Posted at 8:47 PM, Jul 25, 2021
and last updated 2021-07-25 22:47:47-04

SPANISH FORK, Utah — At least two fires in northern Utah were confirmed to have been started by fireworks on Pioneer Day as Utah struggles with an extreme drought impacting almost all of the state.

The hay was still smoking Sunday morning at a barn in Spanish Fork, which was the scene of a large structure fire just after midnight.

READ: Spanish Fork barn engulfed in flames started by fireworks

According to the Utah County Fire Marshal, the fire was started by a single mortar firework, which is banned in Utah.
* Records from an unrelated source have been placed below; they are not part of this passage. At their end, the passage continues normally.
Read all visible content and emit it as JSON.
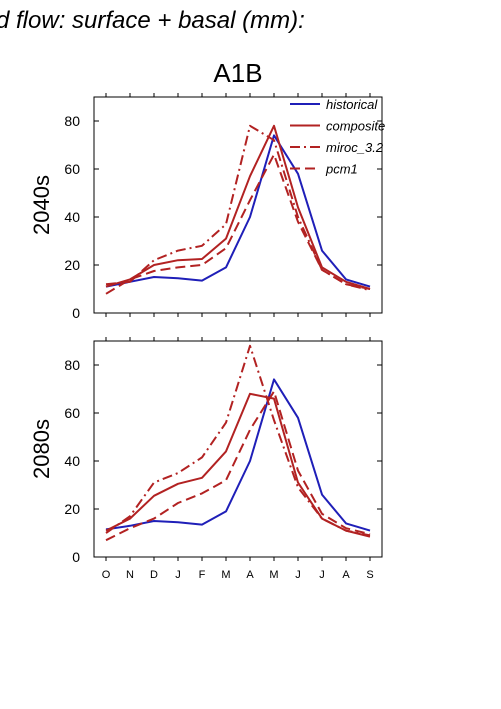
{
  "figure": {
    "title": "d flow: surface + basal (mm):",
    "panel_title": "A1B"
  },
  "colors": {
    "historical": "#1f1fb8",
    "future": "#b22222",
    "axis": "#000000"
  },
  "chart_data": [
    {
      "type": "line",
      "ylabel": "2040s",
      "xlabel": "",
      "categories": [
        "O",
        "N",
        "D",
        "J",
        "F",
        "M",
        "A",
        "M",
        "J",
        "J",
        "A",
        "S"
      ],
      "ylim": [
        0,
        90
      ],
      "yticks": [
        0,
        20,
        40,
        60,
        80
      ],
      "legend_position": "top-right",
      "series": [
        {
          "name": "historical",
          "style": "solid",
          "color": "#1f1fb8",
          "values": [
            11,
            13,
            15,
            14.5,
            13.5,
            19,
            40,
            74,
            58,
            26,
            14,
            11
          ]
        },
        {
          "name": "composite",
          "style": "solid",
          "color": "#b22222",
          "values": [
            11,
            14,
            20,
            22,
            22.5,
            31,
            57,
            78,
            44,
            19,
            13,
            10
          ]
        },
        {
          "name": "miroc_3.2",
          "style": "dashdot",
          "color": "#b22222",
          "values": [
            12,
            13,
            22,
            26,
            28,
            37,
            78,
            72,
            40,
            18,
            12,
            9.5
          ]
        },
        {
          "name": "pcm1",
          "style": "dashed",
          "color": "#b22222",
          "values": [
            8,
            14,
            17.5,
            19,
            20,
            27,
            47,
            66,
            38,
            18,
            12,
            10
          ]
        }
      ]
    },
    {
      "type": "line",
      "ylabel": "2080s",
      "xlabel": "",
      "categories": [
        "O",
        "N",
        "D",
        "J",
        "F",
        "M",
        "A",
        "M",
        "J",
        "J",
        "A",
        "S"
      ],
      "ylim": [
        0,
        90
      ],
      "yticks": [
        0,
        20,
        40,
        60,
        80
      ],
      "series": [
        {
          "name": "historical",
          "style": "solid",
          "color": "#1f1fb8",
          "values": [
            11.5,
            13,
            15,
            14.5,
            13.5,
            19,
            40,
            74,
            58,
            26,
            14,
            11
          ]
        },
        {
          "name": "composite",
          "style": "solid",
          "color": "#b22222",
          "values": [
            11,
            16,
            25.5,
            30.5,
            33,
            44,
            68,
            66,
            31,
            16,
            11,
            8.5
          ]
        },
        {
          "name": "miroc_3.2",
          "style": "dashdot",
          "color": "#b22222",
          "values": [
            10,
            17,
            31,
            35,
            41.5,
            56,
            88,
            57,
            29,
            16,
            11,
            9
          ]
        },
        {
          "name": "pcm1",
          "style": "dashed",
          "color": "#b22222",
          "values": [
            7,
            12,
            16,
            22.5,
            26.5,
            32,
            53,
            69,
            36,
            18,
            12,
            9.5
          ]
        }
      ]
    }
  ]
}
A neighbor who lives uphill from the barn reported seeing the mortar go off, with one ember landing on top of the barn and instantly starting the blaze. It engulfed the structure and burned around 100 tons of hay stored inside.
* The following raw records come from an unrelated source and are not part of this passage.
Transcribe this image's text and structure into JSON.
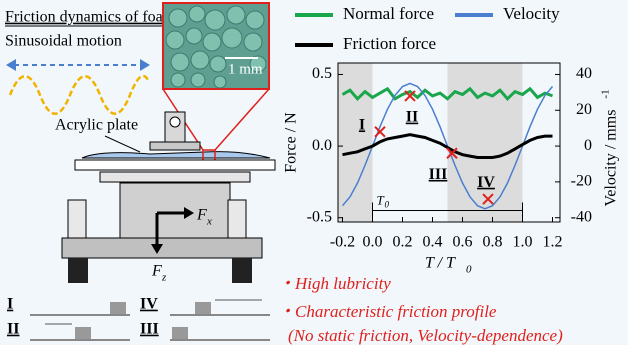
{
  "diagram": {
    "title": "Friction dynamics of foam",
    "motion": "Sinusoidal motion",
    "scale": "1 mm",
    "plate": "Acrylic plate",
    "fx": {
      "base": "F",
      "sub": "x"
    },
    "fz": {
      "base": "F",
      "sub": "z"
    },
    "phases": [
      "I",
      "IV",
      "II",
      "III"
    ]
  },
  "chart_data": {
    "type": "line",
    "x": [
      -0.2,
      -0.15,
      -0.1,
      -0.05,
      0,
      0.05,
      0.1,
      0.15,
      0.2,
      0.25,
      0.3,
      0.35,
      0.4,
      0.45,
      0.5,
      0.55,
      0.6,
      0.65,
      0.7,
      0.75,
      0.8,
      0.85,
      0.9,
      0.95,
      1.0,
      1.05,
      1.1,
      1.15,
      1.2
    ],
    "series": [
      {
        "name": "Normal force",
        "color": "#1aa64a",
        "values": [
          0.36,
          0.39,
          0.33,
          0.38,
          0.34,
          0.37,
          0.4,
          0.33,
          0.36,
          0.38,
          0.34,
          0.39,
          0.35,
          0.37,
          0.33,
          0.38,
          0.36,
          0.4,
          0.34,
          0.37,
          0.35,
          0.39,
          0.33,
          0.38,
          0.36,
          0.4,
          0.34,
          0.37,
          0.35
        ]
      },
      {
        "name": "Velocity",
        "color": "#4a7fcf",
        "axis": "y2",
        "values": [
          -33.3,
          -28.3,
          -20.6,
          -10.8,
          0,
          10.8,
          20.6,
          28.3,
          33.3,
          35,
          33.3,
          28.3,
          20.6,
          10.8,
          0,
          -10.8,
          -20.6,
          -28.3,
          -33.3,
          -35,
          -33.3,
          -28.3,
          -20.6,
          -10.8,
          0,
          10.8,
          20.6,
          28.3,
          33.3
        ]
      },
      {
        "name": "Friction force",
        "color": "#000000",
        "values": [
          -0.06,
          -0.05,
          -0.04,
          -0.02,
          0.0,
          0.03,
          0.05,
          0.06,
          0.07,
          0.08,
          0.07,
          0.06,
          0.04,
          0.02,
          -0.01,
          -0.04,
          -0.06,
          -0.07,
          -0.08,
          -0.08,
          -0.08,
          -0.07,
          -0.05,
          -0.02,
          0.01,
          0.04,
          0.06,
          0.07,
          0.07
        ]
      }
    ],
    "xlim": [
      -0.23,
      1.25
    ],
    "ylim": [
      -0.53,
      0.58
    ],
    "y2lim": [
      -42.4,
      46.4
    ],
    "xticks": [
      -0.2,
      {
        "value": 0,
        "label": "0.0"
      },
      0.2,
      0.4,
      0.6,
      0.8,
      {
        "value": 1,
        "label": "1.0"
      },
      1.2
    ],
    "yticks": [
      -0.5,
      {
        "value": 0,
        "label": "0.0"
      },
      0.5
    ],
    "y2ticks": [
      -40,
      -20,
      0,
      20,
      40
    ],
    "xlabel": {
      "text": "T / T",
      "sub": "0"
    },
    "ylabel": "Force / N",
    "y2label": {
      "text": "Velocity / mms",
      "sup": "-1"
    },
    "shaded": [
      [
        -0.23,
        0
      ],
      [
        0.5,
        1.0
      ]
    ],
    "period": {
      "start": 0,
      "end": 1.0,
      "y": -0.45,
      "text": "T",
      "sub": "0"
    },
    "markers": [
      {
        "label": "I",
        "x": 0.05,
        "y": 0.1
      },
      {
        "label": "II",
        "x": 0.25,
        "y": 0.35
      },
      {
        "label": "III",
        "x": 0.53,
        "y": -0.05
      },
      {
        "label": "IV",
        "x": 0.77,
        "y": -0.37
      }
    ]
  },
  "notes": [
    "・High lubricity",
    "・Characteristic friction profile",
    "(No static friction, Velocity-dependence)"
  ]
}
The owner of the barn, who declined an on-camera interview with FOX 13, said the hay was worth $30,000, and it cannot be replaced due to limited supply caused by the drought across the western U.S.
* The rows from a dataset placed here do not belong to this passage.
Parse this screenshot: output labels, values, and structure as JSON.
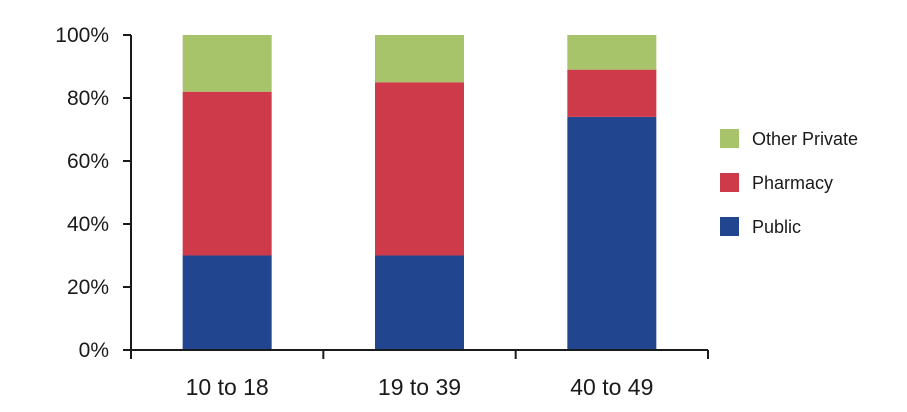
{
  "chart_data": {
    "type": "bar",
    "stacked": true,
    "categories": [
      "10 to 18",
      "19 to 39",
      "40 to 49"
    ],
    "series": [
      {
        "name": "Public",
        "color": "#21468f",
        "values": [
          30,
          30,
          74
        ]
      },
      {
        "name": "Pharmacy",
        "color": "#cf3a4a",
        "values": [
          52,
          55,
          15
        ]
      },
      {
        "name": "Other Private",
        "color": "#a8c46b",
        "values": [
          18,
          15,
          11
        ]
      }
    ],
    "ylim": [
      0,
      100
    ],
    "yticks": [
      "0%",
      "20%",
      "40%",
      "60%",
      "80%",
      "100%"
    ],
    "ytick_values": [
      0,
      20,
      40,
      60,
      80,
      100
    ],
    "legend": {
      "placement": "right",
      "order": [
        "Other Private",
        "Pharmacy",
        "Public"
      ]
    },
    "grid": false,
    "title": "",
    "xlabel": "",
    "ylabel": ""
  }
}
Tooele resident Brad Christensen nearly lost his home when a fire started in his front yard around 9 p.m. Saturday night.

"I went over to close my window and I smelled smoke," Christensen said. "At first I thought started in [my] evergreen bush which is nothing but a skeleton right now. I figured it might've been fireworks-related, you know, sparks or something hit it."

Tooele City Fire Department confirmed with FOX 13 that the blaze was caused by fireworks. The flames consumed Christensen's truck and burned part of his garage. He said he normally sets off fireworks for Pioneer Day but avoided them this year.

READ: Wildfire caused by target shooting forces evacuations

"I appreciate the fact that other people do it, but it's unfortunate that I ended up with this," He added, looking at the damage done by the fire.

Firefighters have pleaded with the public throughout the summer to avoid fireworks this year. The owner of the barn in Spanish Fork said the damage will set him back tens of thousands of dollars as he scrambles to find hay to feed his cattle. He's worried he may have to sell a few cows because of the setback.

Fire officials are reminding people that if they start a fire, they're liable for any damage caused, as well as the cost of firefighting efforts which can be up to $20,000 per hour, according to the Utah County Fire Marshal.